The Six Cities of Refuge
To review: The six constant mitzvot of the heart include:
1. To believe in the existence and providence of God.
2. Not to believe that there exist any other gods.
3. To believe that God is an absolute, non-composite, and all-encompassing unity.
4. To love God.
5. To fear–be in awe of–God.
6. To shield one's mind from negative thoughts.
The Torah designated six Cities of Refuge to serve as refuge and protection for those guilty of manslaughter. The guilty individual is instructed to flee to one of these cities and remain within it.
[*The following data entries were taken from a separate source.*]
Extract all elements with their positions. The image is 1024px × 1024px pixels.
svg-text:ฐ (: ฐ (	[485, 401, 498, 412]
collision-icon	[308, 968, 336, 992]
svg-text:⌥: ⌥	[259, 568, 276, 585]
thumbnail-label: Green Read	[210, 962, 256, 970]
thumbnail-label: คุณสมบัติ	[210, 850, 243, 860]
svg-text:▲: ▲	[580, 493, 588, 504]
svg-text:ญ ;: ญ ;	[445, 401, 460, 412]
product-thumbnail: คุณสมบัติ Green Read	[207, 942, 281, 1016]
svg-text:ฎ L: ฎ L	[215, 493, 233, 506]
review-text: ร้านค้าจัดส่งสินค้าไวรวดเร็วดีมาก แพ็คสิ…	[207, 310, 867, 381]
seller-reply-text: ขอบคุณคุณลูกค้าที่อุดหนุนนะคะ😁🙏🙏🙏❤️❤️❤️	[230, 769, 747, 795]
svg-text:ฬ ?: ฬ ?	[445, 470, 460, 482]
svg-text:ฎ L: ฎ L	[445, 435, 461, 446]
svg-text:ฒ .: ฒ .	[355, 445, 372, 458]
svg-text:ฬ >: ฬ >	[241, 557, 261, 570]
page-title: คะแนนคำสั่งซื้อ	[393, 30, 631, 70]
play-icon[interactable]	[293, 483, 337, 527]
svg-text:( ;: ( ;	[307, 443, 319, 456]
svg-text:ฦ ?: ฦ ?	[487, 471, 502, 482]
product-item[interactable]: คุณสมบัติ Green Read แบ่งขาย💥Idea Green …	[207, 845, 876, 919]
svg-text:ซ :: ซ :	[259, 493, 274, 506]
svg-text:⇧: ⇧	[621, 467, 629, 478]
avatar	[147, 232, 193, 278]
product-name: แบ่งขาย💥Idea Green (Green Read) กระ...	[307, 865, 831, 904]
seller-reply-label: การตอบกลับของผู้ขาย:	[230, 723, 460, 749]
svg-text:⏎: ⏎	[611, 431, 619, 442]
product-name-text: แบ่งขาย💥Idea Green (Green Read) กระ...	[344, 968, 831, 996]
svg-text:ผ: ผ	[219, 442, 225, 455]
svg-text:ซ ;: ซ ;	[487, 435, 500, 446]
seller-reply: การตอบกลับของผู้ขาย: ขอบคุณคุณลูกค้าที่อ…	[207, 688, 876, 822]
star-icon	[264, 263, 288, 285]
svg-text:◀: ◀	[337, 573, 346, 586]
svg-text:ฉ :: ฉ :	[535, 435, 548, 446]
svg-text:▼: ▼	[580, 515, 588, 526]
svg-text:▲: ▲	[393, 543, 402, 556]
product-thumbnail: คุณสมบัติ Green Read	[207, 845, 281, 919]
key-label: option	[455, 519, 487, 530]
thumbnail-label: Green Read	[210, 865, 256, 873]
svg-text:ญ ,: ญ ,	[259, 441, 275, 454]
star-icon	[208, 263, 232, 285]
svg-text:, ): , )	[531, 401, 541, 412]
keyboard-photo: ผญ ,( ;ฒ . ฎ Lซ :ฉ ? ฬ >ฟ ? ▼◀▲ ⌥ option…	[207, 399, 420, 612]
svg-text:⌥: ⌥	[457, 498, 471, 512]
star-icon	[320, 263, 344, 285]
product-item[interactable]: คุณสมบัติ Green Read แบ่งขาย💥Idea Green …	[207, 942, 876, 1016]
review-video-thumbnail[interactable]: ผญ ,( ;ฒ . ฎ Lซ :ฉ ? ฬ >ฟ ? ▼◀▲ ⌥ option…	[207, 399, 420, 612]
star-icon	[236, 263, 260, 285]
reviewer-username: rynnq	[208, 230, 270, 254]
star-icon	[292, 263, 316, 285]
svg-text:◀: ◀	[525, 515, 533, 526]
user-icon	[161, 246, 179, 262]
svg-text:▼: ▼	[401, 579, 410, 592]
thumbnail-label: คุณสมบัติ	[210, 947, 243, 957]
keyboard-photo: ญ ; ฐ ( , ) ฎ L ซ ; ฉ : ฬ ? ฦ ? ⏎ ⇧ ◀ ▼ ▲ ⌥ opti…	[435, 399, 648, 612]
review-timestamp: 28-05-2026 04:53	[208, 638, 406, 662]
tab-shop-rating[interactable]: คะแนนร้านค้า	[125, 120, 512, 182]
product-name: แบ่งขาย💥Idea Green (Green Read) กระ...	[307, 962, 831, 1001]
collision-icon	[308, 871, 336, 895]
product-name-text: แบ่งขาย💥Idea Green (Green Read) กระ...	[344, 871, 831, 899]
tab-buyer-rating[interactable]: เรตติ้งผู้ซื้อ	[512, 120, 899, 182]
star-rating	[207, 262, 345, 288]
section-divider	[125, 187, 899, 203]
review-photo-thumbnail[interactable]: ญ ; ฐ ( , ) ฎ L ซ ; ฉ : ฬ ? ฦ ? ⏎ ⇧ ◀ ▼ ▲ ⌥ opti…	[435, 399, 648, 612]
The six constant mitzvot are enumerated in the introduction to Sefer HaChinuch, who refers to them allegorically as "the six cities of refuge."
Just as the person guilty of manslaughter is instructed to flee to one of the six cities, so is every Jew instructed to enter all of these six continuous commandments of the Torah and never leave them.
Constructing a Spiritual Sanctuary
Essentially, the meditation of Living in Divine Space is to picture oneself inside a cube–to construct around oneself a spiritual sanctuary or Temple–defined by these six mitzvot, as follows:
1. Above: the belief in the existence and providence of God.
2. Below: the negation of belief in other gods.
3. Front: the belief that God is one.
4. Right: the love of God.
5. Left: the fear of God.
6. Behind: the shielding of the mind from negative thoughts.
Torah Orientation sees man as facing east (sunrise). Thus, the south is to his right, north to his left, and west (sunset) behind him.
The numerical value of the three letters of the word for One (Echad ) in the verse "Hear O' Israel, God is our God, God is One" is 1, 8, and 4.Our sages interpret these three letters to allude to God being One (1) in all seven heavens and earth (8) and four lateral directions (4). In one's spiritual sanctuary, "above" includes all seven heavens and "below" the earth. The four lateral directions–east, west, south, and north–correspond to front, back, right, and left, respectively, as stated previously.
In Chassidut, we are taught that human consciousness develops from first recognizing the vertical space coordinate of above-below. Thereafter, it is possible to incorporate into one's full spatial consciousness the world around the horizontal or lateral coordinates of right-left and front-back. This is the order of the letters of Echad, as well as the order of the meditation on the six continuous commandments of the Torah. This meditation begins with the first two of the Ten Commandments, which correspond to the above-below coordinate, and follows with those commandments that correspond to the lateral directions of space.